MEDYAGÜNDEM- Bugün Vatan’da Can Ataklı’nın yazısındaki “Hepimiz asabiyet cahiliymişiz” başlığını görünce, “Hah tamam, Ataklı da Hürriyet’in cahilinin kayığına bindi” diye düşündük.
Ama yazısını sabırla okuyunca fikrimiz tam tersi yönde değişti. Önyargılı olmamak gerektiğini bir kez daha anlayıp, bu kez “Hürriyet’in cahili Ataklı kadar olamadı” diye düşündük.
Ataklı da “asabiyet” meselesine girip, son derece kompleksiz biçimde “asabiyet”in “kavmiyetçilik” anlamına geldiğini ilk kez öğrendiğini itiraf etmiş.

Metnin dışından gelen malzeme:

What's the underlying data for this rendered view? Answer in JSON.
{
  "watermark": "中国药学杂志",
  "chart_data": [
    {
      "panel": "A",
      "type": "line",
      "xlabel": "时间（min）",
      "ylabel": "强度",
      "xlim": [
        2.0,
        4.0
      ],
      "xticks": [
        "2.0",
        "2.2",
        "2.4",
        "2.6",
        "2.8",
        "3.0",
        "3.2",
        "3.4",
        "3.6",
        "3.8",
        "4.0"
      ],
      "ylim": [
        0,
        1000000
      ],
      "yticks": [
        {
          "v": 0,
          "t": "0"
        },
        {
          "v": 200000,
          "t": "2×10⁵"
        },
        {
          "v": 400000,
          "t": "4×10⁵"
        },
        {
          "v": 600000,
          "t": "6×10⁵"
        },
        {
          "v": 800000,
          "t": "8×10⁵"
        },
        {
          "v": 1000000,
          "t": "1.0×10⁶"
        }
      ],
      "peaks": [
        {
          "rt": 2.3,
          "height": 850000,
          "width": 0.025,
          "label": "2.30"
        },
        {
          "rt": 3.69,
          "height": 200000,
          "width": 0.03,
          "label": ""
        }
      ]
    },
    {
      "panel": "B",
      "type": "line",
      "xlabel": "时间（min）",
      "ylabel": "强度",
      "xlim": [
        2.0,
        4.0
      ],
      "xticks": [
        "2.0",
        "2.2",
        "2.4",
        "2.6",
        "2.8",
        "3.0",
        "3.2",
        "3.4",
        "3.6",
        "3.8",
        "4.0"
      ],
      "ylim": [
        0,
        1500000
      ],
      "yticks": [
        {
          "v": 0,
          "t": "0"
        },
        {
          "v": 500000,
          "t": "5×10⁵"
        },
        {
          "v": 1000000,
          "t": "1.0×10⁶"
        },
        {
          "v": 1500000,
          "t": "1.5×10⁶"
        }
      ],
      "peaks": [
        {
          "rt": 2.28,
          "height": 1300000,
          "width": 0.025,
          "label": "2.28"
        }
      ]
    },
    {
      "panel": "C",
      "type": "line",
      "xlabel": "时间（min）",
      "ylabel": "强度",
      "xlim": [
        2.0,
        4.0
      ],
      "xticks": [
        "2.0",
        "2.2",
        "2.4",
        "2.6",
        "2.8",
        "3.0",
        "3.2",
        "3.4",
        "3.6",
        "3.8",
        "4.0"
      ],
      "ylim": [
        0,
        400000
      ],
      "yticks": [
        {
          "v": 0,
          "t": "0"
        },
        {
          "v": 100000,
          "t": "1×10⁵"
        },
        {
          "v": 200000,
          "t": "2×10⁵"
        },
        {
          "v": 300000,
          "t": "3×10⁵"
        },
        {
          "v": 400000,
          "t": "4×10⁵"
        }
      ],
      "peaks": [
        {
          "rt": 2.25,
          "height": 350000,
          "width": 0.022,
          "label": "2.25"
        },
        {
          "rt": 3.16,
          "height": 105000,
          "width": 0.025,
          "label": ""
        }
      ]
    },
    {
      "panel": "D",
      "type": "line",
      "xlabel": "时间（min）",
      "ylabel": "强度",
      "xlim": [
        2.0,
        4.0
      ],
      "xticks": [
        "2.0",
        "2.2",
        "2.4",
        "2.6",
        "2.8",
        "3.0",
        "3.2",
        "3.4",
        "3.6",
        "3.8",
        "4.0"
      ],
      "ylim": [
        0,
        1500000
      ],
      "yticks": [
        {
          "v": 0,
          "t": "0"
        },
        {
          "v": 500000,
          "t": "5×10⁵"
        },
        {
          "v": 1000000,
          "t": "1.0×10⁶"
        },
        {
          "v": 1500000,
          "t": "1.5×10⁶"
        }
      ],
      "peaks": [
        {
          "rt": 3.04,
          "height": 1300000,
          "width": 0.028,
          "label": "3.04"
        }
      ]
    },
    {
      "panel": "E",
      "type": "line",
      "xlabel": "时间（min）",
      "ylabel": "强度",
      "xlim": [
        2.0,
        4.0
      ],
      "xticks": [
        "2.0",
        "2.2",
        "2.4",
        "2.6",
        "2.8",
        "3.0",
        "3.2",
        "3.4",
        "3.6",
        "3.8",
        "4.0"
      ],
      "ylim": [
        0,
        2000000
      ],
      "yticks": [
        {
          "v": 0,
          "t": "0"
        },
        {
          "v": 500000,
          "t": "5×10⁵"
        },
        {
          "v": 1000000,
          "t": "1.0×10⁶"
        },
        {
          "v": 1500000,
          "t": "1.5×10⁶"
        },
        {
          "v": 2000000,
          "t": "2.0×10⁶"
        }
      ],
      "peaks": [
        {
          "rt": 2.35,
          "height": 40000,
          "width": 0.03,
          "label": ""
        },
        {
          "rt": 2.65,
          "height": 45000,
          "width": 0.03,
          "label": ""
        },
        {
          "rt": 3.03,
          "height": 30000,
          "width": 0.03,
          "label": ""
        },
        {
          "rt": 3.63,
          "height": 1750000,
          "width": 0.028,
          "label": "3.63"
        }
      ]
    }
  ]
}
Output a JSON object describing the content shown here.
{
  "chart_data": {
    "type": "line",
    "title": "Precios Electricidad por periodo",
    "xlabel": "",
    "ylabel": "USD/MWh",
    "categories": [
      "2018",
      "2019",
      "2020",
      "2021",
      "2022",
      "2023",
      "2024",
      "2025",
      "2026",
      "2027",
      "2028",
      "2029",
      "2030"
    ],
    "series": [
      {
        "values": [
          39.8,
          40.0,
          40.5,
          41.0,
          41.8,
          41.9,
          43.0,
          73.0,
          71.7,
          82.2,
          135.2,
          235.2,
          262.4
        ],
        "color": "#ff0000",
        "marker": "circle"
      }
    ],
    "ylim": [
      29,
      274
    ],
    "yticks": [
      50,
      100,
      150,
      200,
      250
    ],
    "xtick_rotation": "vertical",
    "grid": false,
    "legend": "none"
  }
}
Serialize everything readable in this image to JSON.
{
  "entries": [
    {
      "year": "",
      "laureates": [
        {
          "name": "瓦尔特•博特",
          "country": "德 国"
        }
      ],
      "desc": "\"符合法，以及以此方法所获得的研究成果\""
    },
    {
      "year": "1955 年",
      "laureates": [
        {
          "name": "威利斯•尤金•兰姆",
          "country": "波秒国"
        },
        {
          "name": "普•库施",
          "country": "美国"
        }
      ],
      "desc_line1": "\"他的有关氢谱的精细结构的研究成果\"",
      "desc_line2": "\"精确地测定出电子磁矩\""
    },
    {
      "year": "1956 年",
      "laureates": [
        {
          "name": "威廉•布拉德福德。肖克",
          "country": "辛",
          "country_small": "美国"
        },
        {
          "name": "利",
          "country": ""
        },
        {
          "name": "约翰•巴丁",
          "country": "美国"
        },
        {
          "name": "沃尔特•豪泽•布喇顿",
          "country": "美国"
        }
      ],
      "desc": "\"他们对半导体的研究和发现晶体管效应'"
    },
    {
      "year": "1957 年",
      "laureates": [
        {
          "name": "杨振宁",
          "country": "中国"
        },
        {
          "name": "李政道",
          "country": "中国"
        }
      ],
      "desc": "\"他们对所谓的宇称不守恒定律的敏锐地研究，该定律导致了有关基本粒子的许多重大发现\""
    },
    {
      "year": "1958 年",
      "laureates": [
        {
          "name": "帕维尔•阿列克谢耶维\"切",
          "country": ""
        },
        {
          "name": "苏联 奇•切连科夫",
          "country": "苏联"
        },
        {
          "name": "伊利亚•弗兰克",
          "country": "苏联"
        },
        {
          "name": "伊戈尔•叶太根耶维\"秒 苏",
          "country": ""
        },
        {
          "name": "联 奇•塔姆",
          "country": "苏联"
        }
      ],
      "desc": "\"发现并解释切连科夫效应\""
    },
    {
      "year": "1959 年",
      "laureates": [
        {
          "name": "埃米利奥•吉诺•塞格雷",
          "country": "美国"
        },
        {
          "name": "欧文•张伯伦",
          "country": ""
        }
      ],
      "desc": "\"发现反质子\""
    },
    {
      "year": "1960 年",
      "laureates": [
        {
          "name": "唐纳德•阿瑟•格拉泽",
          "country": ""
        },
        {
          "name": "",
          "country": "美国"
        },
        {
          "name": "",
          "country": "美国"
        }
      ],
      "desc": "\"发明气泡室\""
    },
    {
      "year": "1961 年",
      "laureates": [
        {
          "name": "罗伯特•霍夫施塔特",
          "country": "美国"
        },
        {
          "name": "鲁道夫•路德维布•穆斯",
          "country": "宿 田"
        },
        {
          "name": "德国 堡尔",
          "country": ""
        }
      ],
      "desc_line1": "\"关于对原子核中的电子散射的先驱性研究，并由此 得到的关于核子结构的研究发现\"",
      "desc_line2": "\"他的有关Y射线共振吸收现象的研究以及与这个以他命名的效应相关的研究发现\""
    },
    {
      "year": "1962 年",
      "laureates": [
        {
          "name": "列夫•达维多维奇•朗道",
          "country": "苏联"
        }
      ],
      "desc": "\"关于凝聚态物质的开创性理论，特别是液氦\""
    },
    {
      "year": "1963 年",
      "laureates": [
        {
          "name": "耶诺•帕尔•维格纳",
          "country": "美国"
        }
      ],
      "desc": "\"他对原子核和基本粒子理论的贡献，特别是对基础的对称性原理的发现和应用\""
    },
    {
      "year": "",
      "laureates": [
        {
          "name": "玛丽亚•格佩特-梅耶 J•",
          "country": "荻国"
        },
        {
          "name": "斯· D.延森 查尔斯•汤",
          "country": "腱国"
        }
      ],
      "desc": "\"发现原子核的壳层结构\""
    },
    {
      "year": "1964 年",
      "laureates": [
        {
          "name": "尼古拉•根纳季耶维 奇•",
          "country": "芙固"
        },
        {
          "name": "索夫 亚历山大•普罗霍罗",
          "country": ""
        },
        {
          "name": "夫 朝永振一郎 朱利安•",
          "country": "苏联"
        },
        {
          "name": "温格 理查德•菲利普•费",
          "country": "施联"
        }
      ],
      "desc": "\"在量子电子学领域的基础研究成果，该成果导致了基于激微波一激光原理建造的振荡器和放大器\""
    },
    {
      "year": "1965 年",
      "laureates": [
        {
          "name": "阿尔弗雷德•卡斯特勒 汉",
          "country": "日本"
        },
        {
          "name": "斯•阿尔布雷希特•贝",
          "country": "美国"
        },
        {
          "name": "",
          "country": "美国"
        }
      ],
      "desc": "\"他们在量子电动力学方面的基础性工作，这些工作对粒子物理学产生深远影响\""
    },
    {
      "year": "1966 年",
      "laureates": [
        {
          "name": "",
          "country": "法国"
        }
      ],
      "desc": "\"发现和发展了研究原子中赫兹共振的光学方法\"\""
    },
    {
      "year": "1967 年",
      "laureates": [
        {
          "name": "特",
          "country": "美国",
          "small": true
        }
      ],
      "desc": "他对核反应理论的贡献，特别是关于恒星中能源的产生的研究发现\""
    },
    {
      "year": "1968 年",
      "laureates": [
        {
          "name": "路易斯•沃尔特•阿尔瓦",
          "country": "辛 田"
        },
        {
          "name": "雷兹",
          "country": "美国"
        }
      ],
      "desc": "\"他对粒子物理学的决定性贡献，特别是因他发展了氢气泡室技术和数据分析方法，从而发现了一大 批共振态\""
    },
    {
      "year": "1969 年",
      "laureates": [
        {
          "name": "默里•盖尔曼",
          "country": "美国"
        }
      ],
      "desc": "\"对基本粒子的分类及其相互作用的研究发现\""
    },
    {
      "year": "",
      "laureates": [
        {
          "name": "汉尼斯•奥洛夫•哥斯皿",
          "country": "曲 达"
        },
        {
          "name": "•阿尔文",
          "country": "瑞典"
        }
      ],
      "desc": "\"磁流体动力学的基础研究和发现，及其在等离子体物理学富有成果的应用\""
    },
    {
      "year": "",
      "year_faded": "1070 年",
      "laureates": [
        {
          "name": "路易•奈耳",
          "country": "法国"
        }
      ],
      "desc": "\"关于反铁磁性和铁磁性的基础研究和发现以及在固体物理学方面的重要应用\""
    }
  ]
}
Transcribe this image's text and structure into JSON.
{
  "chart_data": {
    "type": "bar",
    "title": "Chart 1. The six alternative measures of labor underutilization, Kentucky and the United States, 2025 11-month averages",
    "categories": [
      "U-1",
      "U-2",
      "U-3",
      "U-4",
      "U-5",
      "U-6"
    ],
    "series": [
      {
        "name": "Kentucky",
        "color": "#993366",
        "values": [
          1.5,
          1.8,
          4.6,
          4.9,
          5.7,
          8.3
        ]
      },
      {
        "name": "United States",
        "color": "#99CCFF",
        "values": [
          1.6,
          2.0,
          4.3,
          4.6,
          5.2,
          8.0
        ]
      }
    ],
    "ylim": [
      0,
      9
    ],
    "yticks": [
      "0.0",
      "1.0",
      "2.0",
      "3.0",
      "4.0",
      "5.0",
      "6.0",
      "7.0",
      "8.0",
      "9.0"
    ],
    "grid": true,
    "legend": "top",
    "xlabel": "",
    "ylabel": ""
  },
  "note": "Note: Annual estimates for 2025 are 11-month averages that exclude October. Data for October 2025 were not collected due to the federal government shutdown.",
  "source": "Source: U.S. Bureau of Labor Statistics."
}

Atalı bir de uzmana danışmış ve şöyle yazmış:
“Prof. Kerem Doksat’la konuştum, o konuya başka açıdan yaklaşıyordu. Dedi ki ‘Evet, asabiyet deyince herkesin aklına ilk olarak sinirlilik gelir. Ama aydın olduğunu, entelektüel olduğunu söyleyenler en azından hemen balıklama atlamamalı. İlk kez Başbakan’ı bir konuda haklı buldum’ dedi. Kerem Doksat da haklı.”
Ataklı kendisiyle ilgili itirafı da şöyle yapmış:
“Çok merak eden varsa, asabiyetin soya sopa aşırı bağlılık anlamında kullanıldığını ve bunun İbni Haldun’un bir nazariyesi olduğunu bilmiyordum. Bu sayede bilgi dağarcığıma yeni bir şey eklemiş oldum.”
Bir kez daha tekrar edelim, Hürriyet’in zırcahil yazarı Mehmet Y. Yılmaz, Ataklı’dan ders alsın.
Ancak şu notu da düşelim, Ataklı köşesinde Star gazetesi yazarı İbrahim Kiras’tan bir alıntı yapmış. “Asabiyet”in ilk sosyolog İbn Haldun’a ait nazariye olduğunu yazarak meselenin bilimsel arka planını gösteren Kiras’tan “bir yazar” diyerek söz edip, alıntı yapmak şık olmadı. Ataklı’nın kompleksiz itirafına bu kompleksli tavır yakışmadı.